Because it's a new OS, any distillation of a Windows 8 system has to include some observations about the inner workings of the operating system, particularly in regards to how it works with, enhances, or impairs the hardware side of the equation.

Because of its versatility, the Yoga is a great way to show off the powers and capabilities of Windows 8. It is essentially capable of taking on the profile of an All-in-One PC; you can just swivel the lower half of the device into stand mode, for easy listening or viewing.

In a similar manner, when you're on the couch in front of the TV, the tablet form-factor allows you to take advantage of the redesigned Internet Explorer browsing experience as well as quickly navigating between apps in the Metro UI (aforementioned touch inconsistencies notwithstanding).

Also: This is a perfect second-screen device for Xbox 360 gaming, thanks to Microsoft's SmartGlass app.
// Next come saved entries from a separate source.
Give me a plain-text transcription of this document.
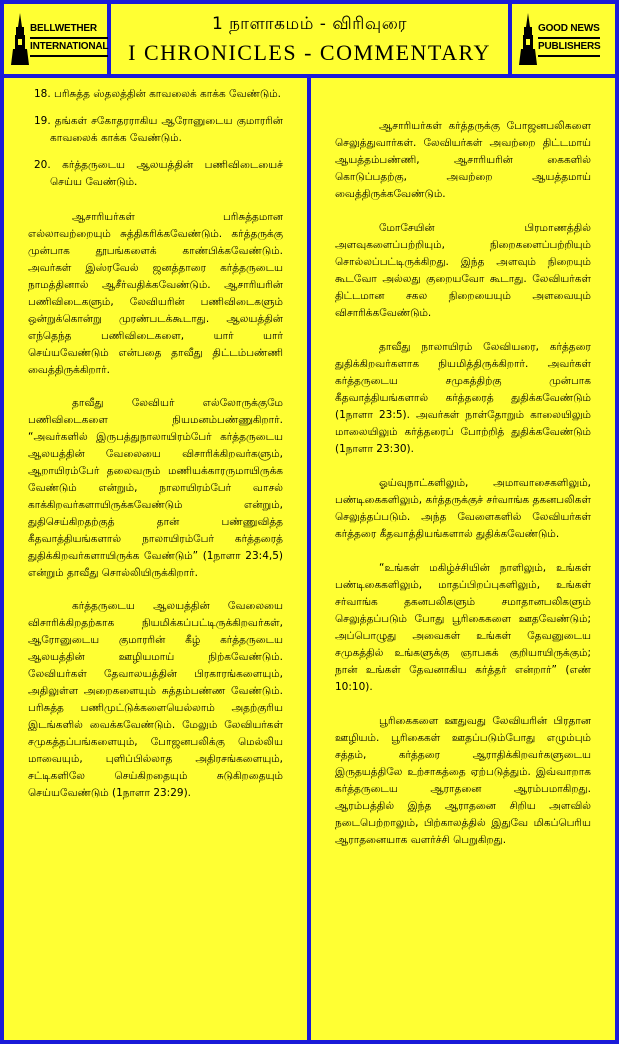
BELLWETHER
INTERNATIONAL
1 நாளாகமம் - விரிவுரை
I CHRONICLES - COMMENTARY
GOOD NEWS
PUBLISHERS

18. பரிசுத்த ஸ்தலத்தின் காவலைக் காக்க வேண்டும்.

19. தங்கள் சகோதரராகிய ஆரோனுடைய குமாரரின் காவலைக் காக்க வேண்டும்.

20. கர்த்தருடைய ஆலயத்தின் பணிவிடையைச் செய்ய வேண்டும்.

ஆசாரியர்கள் பரிசுத்தமான எல்லாவற்றையும் சுத்திகரிக்கவேண்டும். கர்த்தருக்கு முன்பாக தூபங்களைக் காண்பிக்கவேண்டும். அவர்கள் இஸ்ரவேல் ஜனத்தாரை கர்த்தருடைய நாமத்தினால் ஆசீர்வதிக்கவேண்டும். ஆசாரியரின் பணிவிடைகளும், லேவியரின் பணிவிடைகளும் ஒன்றுக்கொன்று முரண்படக்கூடாது. ஆலயத்தின் எந்தெந்த பணிவிடைகளை, யார் யார் செய்யவேண்டும் என்பதை தாவீது திட்டம்பண்ணி வைத்திருக்கிறார்.

தாவீது லேவியர் எல்லோருக்குமே பணிவிடைகளை நியமனம்பண்ணுகிறார். “அவர்களில் இருபத்துநாலாயிரம்பேர் கர்த்தருடைய ஆலயத்தின் வேலையை விசாரிக்கிறவர்களும், ஆறாயிரம்பேர் தலைவரும் மணியக்காரருமாயிருக்க வேண்டும் என்றும், நாலாயிரம்பேர் வாசல் காக்கிறவர்களாயிருக்கவேண்டும் என்றும், துதிசெய்கிறதற்குத் தான் பண்ணுவித்த கீதவாத்தியங்களால் நாலாயிரம்பேர் கர்த்தரைத் துதிக்கிறவர்களாயிருக்க வேண்டும்” (1நாளா 23:4,5) என்றும் தாவீது சொல்லியிருக்கிறார்.

கர்த்தருடைய ஆலயத்தின் வேலையை விசாரிக்கிறதற்காக நியமிக்கப்பட்டிருக்கிறவர்கள், ஆரோனுடைய குமாரரின் கீழ் கர்த்தருடைய ஆலயத்தின் ஊழியமாய் நிற்கவேண்டும். லேவியர்கள் தேவாலயத்தின் பிரகாரங்களையும், அதிலுள்ள அறைகளையும் சுத்தம்பண்ண வேண்டும். பரிசுத்த பணிமுட்டுக்களையெல்லாம் அதற்குரிய இடங்களில் வைக்கவேண்டும். மேலும் லேவியர்கள் சமுகத்தப்பங்களையும், போஜனபலிக்கு மெல்லிய மாவையும், புளிப்பில்லாத அதிரசங்களையும், சட்டிகளிலே செய்கிறதையும் சுடுகிறதையும் செய்யவேண்டும் (1நாளா 23:29).

ஆசாரியர்கள் கர்த்தருக்கு போஜனபலிகளை செலுத்துவார்கள். லேவியர்கள் அவற்றை திட்டமாய் ஆயத்தம்பண்ணி, ஆசாரியரின் கைகளில் கொடுப்பதற்கு, அவற்றை ஆயத்தமாய் வைத்திருக்கவேண்டும்.

மோசேயின் பிரமாணத்தில் அளவுகளைப்பற்றியும், நிறைகளைப்பற்றியும் சொல்லப்பட்டிருக்கிறது. இந்த அளவும் நிறையும் கூடவோ அல்லது குறையவோ கூடாது. லேவியர்கள் திட்டமான சகல நிறையையும் அளவையும் விசாரிக்கவேண்டும்.

தாவீது நாலாயிரம் லேவியரை, கர்த்தரை துதிக்கிறவர்களாக நியமித்திருக்கிறார். அவர்கள் கர்த்தருடைய சமுகத்திற்கு முன்பாக கீதவாத்தியங்களால் கர்த்தரைத் துதிக்கவேண்டும் (1நாளா 23:5). அவர்கள் நாள்தோறும் காலையிலும் மாலையிலும் கர்த்தரைப் போற்றித் துதிக்கவேண்டும் (1நாளா 23:30).

ஓய்வுநாட்களிலும், அமாவாசைகளிலும், பண்டிகைகளிலும், கர்த்தருக்குச் சர்வாங்க தகனபலிகள் செலுத்தப்படும். அந்த வேளைகளில் லேவியர்கள் கர்த்தரை கீதவாத்தியங்களால் துதிக்கவேண்டும்.

“உங்கள் மகிழ்ச்சியின் நாளிலும், உங்கள் பண்டிகைகளிலும், மாதப்பிறப்புகளிலும், உங்கள் சர்வாங்க தகனபலிகளும் சமாதானபலிகளும் செலுத்தப்படும் போது பூரிகைகளை ஊதவேண்டும்; அப்பொழுது அவைகள் உங்கள் தேவனுடைய சமுகத்தில் உங்களுக்கு ஞாபகக் குறியாயிருக்கும்; நான் உங்கள் தேவனாகிய கர்த்தர் என்றார்” (எண் 10:10).

பூரிகைகளை ஊதுவது லேவியரின் பிரதான ஊழியம். பூரிகைகள் ஊதப்படும்போது எழும்பும் சத்தம், கர்த்தரை ஆராதிக்கிறவர்களுடைய இருதயத்திலே உற்சாகத்தை ஏற்படுத்தும். இவ்வாறாக கர்த்தருடைய ஆராதனை ஆரம்பமாகிறது. ஆரம்பத்தில் இந்த ஆராதனை சிறிய அளவில் நடைபெற்றாலும், பிற்காலத்தில் இதுவே மிகப்பெரிய ஆராதனையாக வளர்ச்சி பெறுகிறது.
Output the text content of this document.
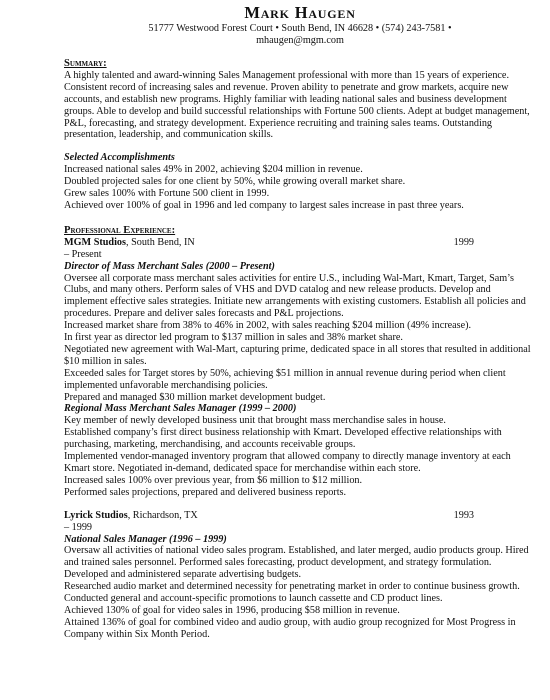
Mark Haugen
51777 Westwood Forest Court • South Bend, IN 46628 • (574) 243-7581 •
mhaugen@mgm.com
Summary:

A highly talented and award-winning Sales Management professional with more than 15 years of experience. Consistent record of increasing sales and revenue. Proven ability to penetrate and grow markets, acquire new accounts, and establish new programs. Highly familiar with leading national sales and business development groups. Able to develop and build successful relationships with Fortune 500 clients. Adept at budget management, P&L, forecasting, and strategy development. Experience recruiting and training sales teams. Outstanding presentation, leadership, and communication skills.

Selected Accomplishments

Increased national sales 49% in 2002, achieving $204 million in revenue.

Doubled projected sales for one client by 50%, while growing overall market share.

Grew sales 100% with Fortune 500 client in 1999.

Achieved over 100% of goal in 1996 and led company to largest sales increase in past three years.

Professional Experience:
MGM Studios, South Bend, IN	1999
– Present
Director of Mass Merchant Sales (2000 – Present)

Oversee all corporate mass merchant sales activities for entire U.S., including Wal-Mart, Kmart, Target, Sam’s Clubs, and many others. Perform sales of VHS and DVD catalog and new release products. Develop and implement effective sales strategies. Initiate new arrangements with existing customers. Establish all policies and procedures. Prepare and deliver sales forecasts and P&L projections.

Increased market share from 38% to 46% in 2002, with sales reaching $204 million (49% increase).

In first year as director led program to $137 million in sales and 38% market share.

Negotiated new agreement with Wal-Mart, capturing prime, dedicated space in all stores that resulted in additional $10 million in sales.

Exceeded sales for Target stores by 50%, achieving $51 million in annual revenue during period when client implemented unfavorable merchandising policies.

Prepared and managed $30 million market development budget.

Regional Mass Merchant Sales Manager (1999 – 2000)

Key member of newly developed business unit that brought mass merchandise sales in house.

Established company’s first direct business relationship with Kmart. Developed effective relationships with purchasing, marketing, merchandising, and accounts receivable groups.

Implemented vendor-managed inventory program that allowed company to directly manage inventory at each Kmart store. Negotiated in-demand, dedicated space for merchandise within each store.

Increased sales 100% over previous year, from $6 million to $12 million.

Performed sales projections, prepared and delivered business reports.

Lyrick Studios, Richardson, TX	1993
– 1999
National Sales Manager (1996 – 1999)

Oversaw all activities of national video sales program. Established, and later merged, audio products group. Hired and trained sales personnel. Performed sales forecasting, product development, and strategy formulation. Developed and administered separate advertising budgets.

Researched audio market and determined necessity for penetrating market in order to continue business growth. Conducted general and account-specific promotions to launch cassette and CD product lines.

Achieved 130% of goal for video sales in 1996, producing $58 million in revenue.

Attained 136% of goal for combined video and audio group, with audio group recognized for Most Progress in Company within Six Month Period.
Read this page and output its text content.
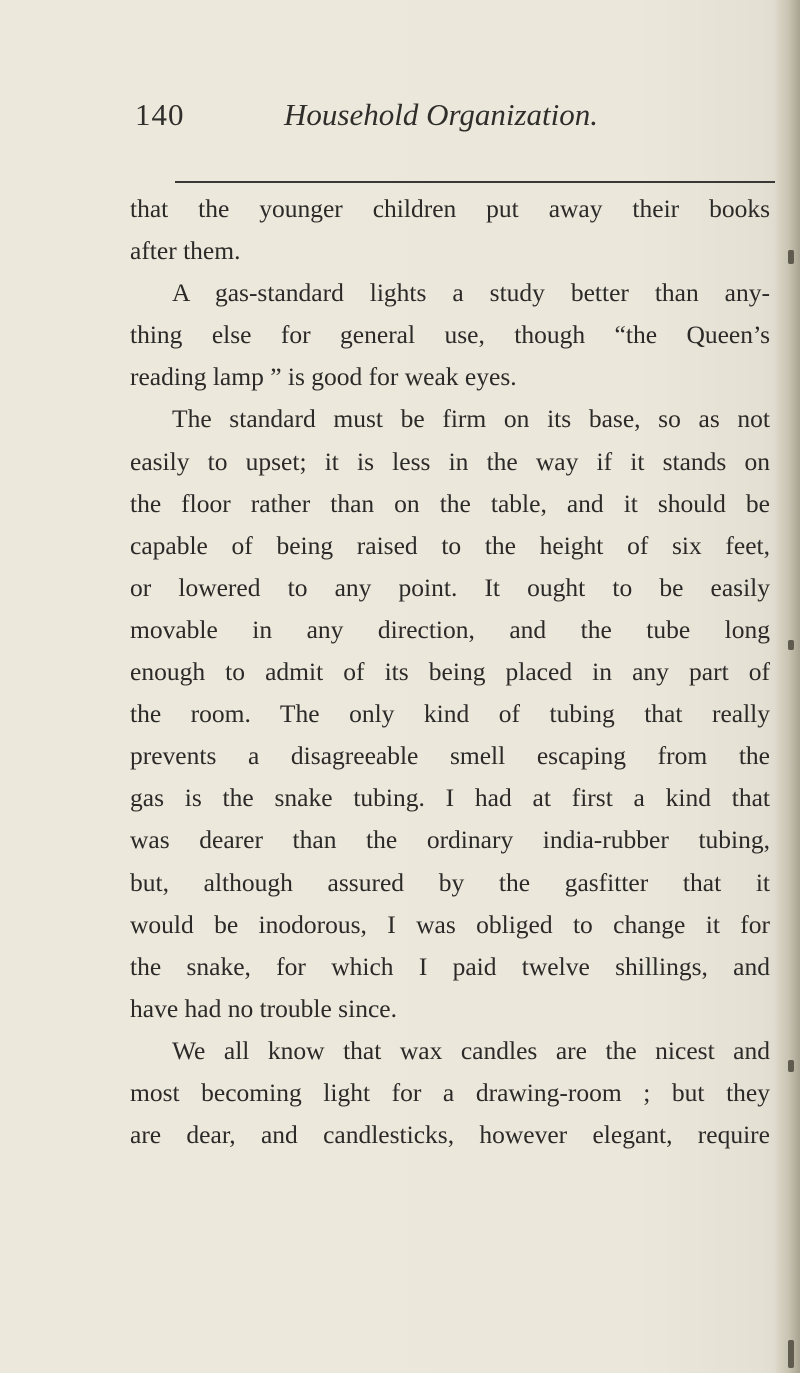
140	Household Organization.
that the younger children put away their books
after them.
A gas-standard lights a study better than any-
thing else for general use, though “the Queen’s
reading lamp ” is good for weak eyes.
The standard must be firm on its base, so as not
easily to upset; it is less in the way if it stands on
the floor rather than on the table, and it should be
capable of being raised to the height of six feet,
or lowered to any point. It ought to be easily
movable in any direction, and the tube long
enough to admit of its being placed in any part of
the room. The only kind of tubing that really
prevents a disagreeable smell escaping from the
gas is the snake tubing. I had at first a kind that
was dearer than the ordinary india-rubber tubing,
but, although assured by the gasfitter that it
would be inodorous, I was obliged to change it for
the snake, for which I paid twelve shillings, and
have had no trouble since.
We all know that wax candles are the nicest and
most becoming light for a drawing-room ; but they
are dear, and candlesticks, however elegant, require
However, this same versatility also accentuates a few of the operating system's flaws. The most obvious examples are the constant transitioning between the Metro shell and the Windows 8 desktop, or the inability to quickly access the Control Panel from the desktop. The lack of the Start button on the desktop really stands out here, as does the inability to quickly access the file manager.

At a deeper level, the Yoga's flexibility makes me want the ability to easily throw what's on it onto a bigger screen, like MacBooks and iPads can via Apple TV. Unfortunately, the OS isn't there yet, but it could be very soon.

We'll stop pining away because ultimately, Windows 8 makes the Yoga better, not worse. Once more apps starting coming through, it will function even better. Honestly, this device wouldn't even exist without it.